What If My Company is B2B?

If your company sells B2B products or services, you won’t have the same list as a B2C company. But, your list will more or less follow the same plan:

  • Size of The Company– How large is the company you’re marketing to? Is the company of a similar size to yours? What department are you trying to reach?
  • Location– Where is the company located? What is its time zone(s)? What geographical regions do they serve?
  • The Market– What market are they in and how well do you understand it? How can your product or service help them reach their goals?

As you can see, this target demographic information is not identical to that of a B2C company. But, many of the same concepts apply here.

Once I Know My Audience, What Do I Do?

After you understand your audience, you’ll need to figure out how to get them to resonate with your company’s message.

People love to spend money. The country’s economy thrives off of the desire to purchase new things.

But, nobody likes to feel like they’re being sold something. So, you’re going to need to take extra care in how you present your brand.

Build Trust

This is especially crucial if your business is relatively unknown or new to the industry. 

A key way to build trust among your audience is to speak to them like people, not numbers. Transparency and authenticity go a long, long way here.

For example, your company could post content that offers a behind-the-scenes look at what a day in your office is like.

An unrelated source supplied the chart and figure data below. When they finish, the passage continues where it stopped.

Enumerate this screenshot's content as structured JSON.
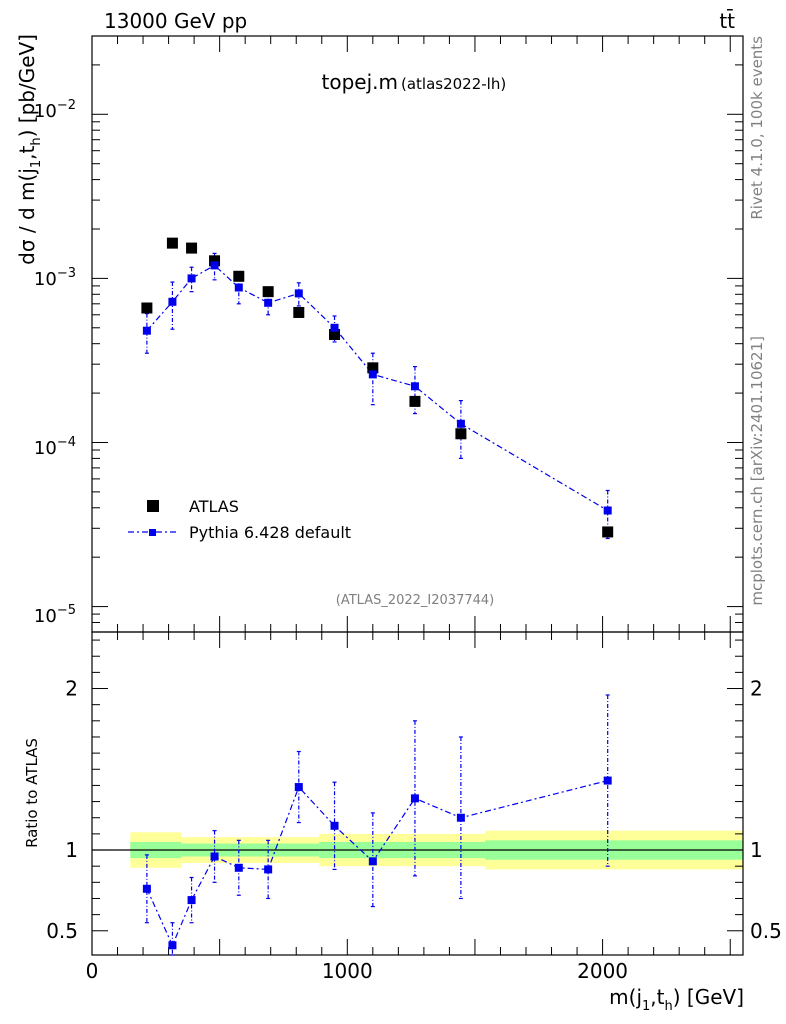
{
  "header": {
    "energy_label": "13000 GeV pp",
    "process_label": "tt̄"
  },
  "side": {
    "rivet_label": "Rivet 4.1.0,  100k events",
    "mcplots_label": "mcplots.cern.ch [arXiv:2401.10621]"
  },
  "colors": {
    "data": "#000000",
    "mc": "#0000ee",
    "band_green": "#99ff99",
    "band_yellow": "#ffff99",
    "grey": "#808080"
  },
  "chart_data": [
    {
      "type": "scatter",
      "title": "topej.m",
      "subtitle": "(atlas2022-lh)",
      "watermark": "(ATLAS_2022_I2037744)",
      "xlabel": "m(j1,th) [GeV]",
      "ylabel": "dσ / d m(j1,th) [pb/GeV]",
      "yscale": "log",
      "xlim": [
        0,
        2550
      ],
      "ylim": [
        7e-06,
        0.03
      ],
      "x_ticks": [
        "0",
        "1000",
        "2000"
      ],
      "y_ticks": [
        "10^-5",
        "10^-4",
        "10^-3",
        "10^-2"
      ],
      "legend": {
        "position": "lower-left",
        "entries": [
          "ATLAS",
          "Pythia 6.428 default"
        ]
      },
      "series": [
        {
          "name": "ATLAS",
          "marker": "square",
          "x": [
            215,
            315,
            390,
            480,
            575,
            690,
            810,
            950,
            1100,
            1265,
            1445,
            2020
          ],
          "y": [
            0.00066,
            0.00164,
            0.00153,
            0.00128,
            0.00103,
            0.00083,
            0.00062,
            0.000455,
            0.000285,
            0.000178,
            0.000113,
            2.85e-05
          ]
        },
        {
          "name": "Pythia 6.428 default",
          "marker": "square-line",
          "x": [
            215,
            315,
            390,
            480,
            575,
            690,
            810,
            950,
            1100,
            1265,
            1445,
            2020
          ],
          "y": [
            0.00048,
            0.00072,
            0.001,
            0.0012,
            0.00088,
            0.00071,
            0.00081,
            0.0005,
            0.00026,
            0.00022,
            0.00013,
            3.85e-05
          ],
          "err_low": [
            0.00013,
            0.00023,
            0.00017,
            0.00022,
            0.00018,
            0.00011,
            0.00013,
            9e-05,
            9e-05,
            7e-05,
            5e-05,
            1.25e-05
          ],
          "err_high": [
            0.00013,
            0.00023,
            0.00017,
            0.00022,
            0.00018,
            0.00011,
            0.00013,
            9e-05,
            9e-05,
            7e-05,
            5e-05,
            1.25e-05
          ]
        }
      ]
    },
    {
      "type": "scatter",
      "title": "",
      "xlabel": "m(j1,th) [GeV]",
      "ylabel": "Ratio to ATLAS",
      "xlim": [
        0,
        2550
      ],
      "ylim": [
        0.35,
        2.35
      ],
      "y_ticks": [
        "0.5",
        "1",
        "2"
      ],
      "reference_line": 1,
      "bands": [
        {
          "x_from": 150,
          "x_to": 350,
          "stat": 0.05,
          "total": 0.11
        },
        {
          "x_from": 350,
          "x_to": 890,
          "stat": 0.04,
          "total": 0.08
        },
        {
          "x_from": 890,
          "x_to": 1540,
          "stat": 0.05,
          "total": 0.1
        },
        {
          "x_from": 1540,
          "x_to": 2550,
          "stat": 0.06,
          "total": 0.12
        }
      ],
      "series": [
        {
          "name": "Pythia 6.428 default / ATLAS",
          "x": [
            215,
            315,
            390,
            480,
            575,
            690,
            810,
            950,
            1100,
            1265,
            1445,
            2020
          ],
          "y": [
            0.76,
            0.41,
            0.69,
            0.96,
            0.89,
            0.88,
            1.39,
            1.15,
            0.93,
            1.32,
            1.2,
            1.43
          ],
          "err_low": [
            0.21,
            0.12,
            0.14,
            0.16,
            0.17,
            0.18,
            0.22,
            0.27,
            0.28,
            0.48,
            0.5,
            0.53
          ],
          "err_high": [
            0.21,
            0.14,
            0.14,
            0.16,
            0.17,
            0.18,
            0.22,
            0.27,
            0.3,
            0.48,
            0.5,
            0.53
          ]
        }
      ]
    }
  ]
}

You could even take things a step further and create a long-term vlog about what goes on at your company.

Encourage Engagement

If there isn’t a call-to-action in your content, your audience won’t always be sure what to do after they’ve seen it.

Encourage them to visit your site, social media pages, or book a consultation. A nudge in the right direction is sometimes all people need to make a decision.

Use The Right Platform

Remember the “hobbies/interests” section of your target audience list?

That’s where this comes into play.

If the majority of your demographic is young, tech-savvy college graduates, you’ll more than likely find them on Twitter over Facebook or LinkedIn.

While it’s common that many people use every major social platform, research which ones they use most so you know how to reach them.


After you get things going, take a step back and check your analytics. How have you performed? Did you reach (or surpass) the goals you had laid out?

If you’re doing well, don’t change anything you’re doing (but keep checking periodically).

If you aren’t doing so hot, it’s time to go back to researching your target audience and finding out where you missed the mark.

Defining Your Target Audience in Advertising Can Seem Difficult

But it doesn’t have to be.

With the above information about your target audience in advertising in mind, you’ll be well on your way to making sure your content gets in front of the right people.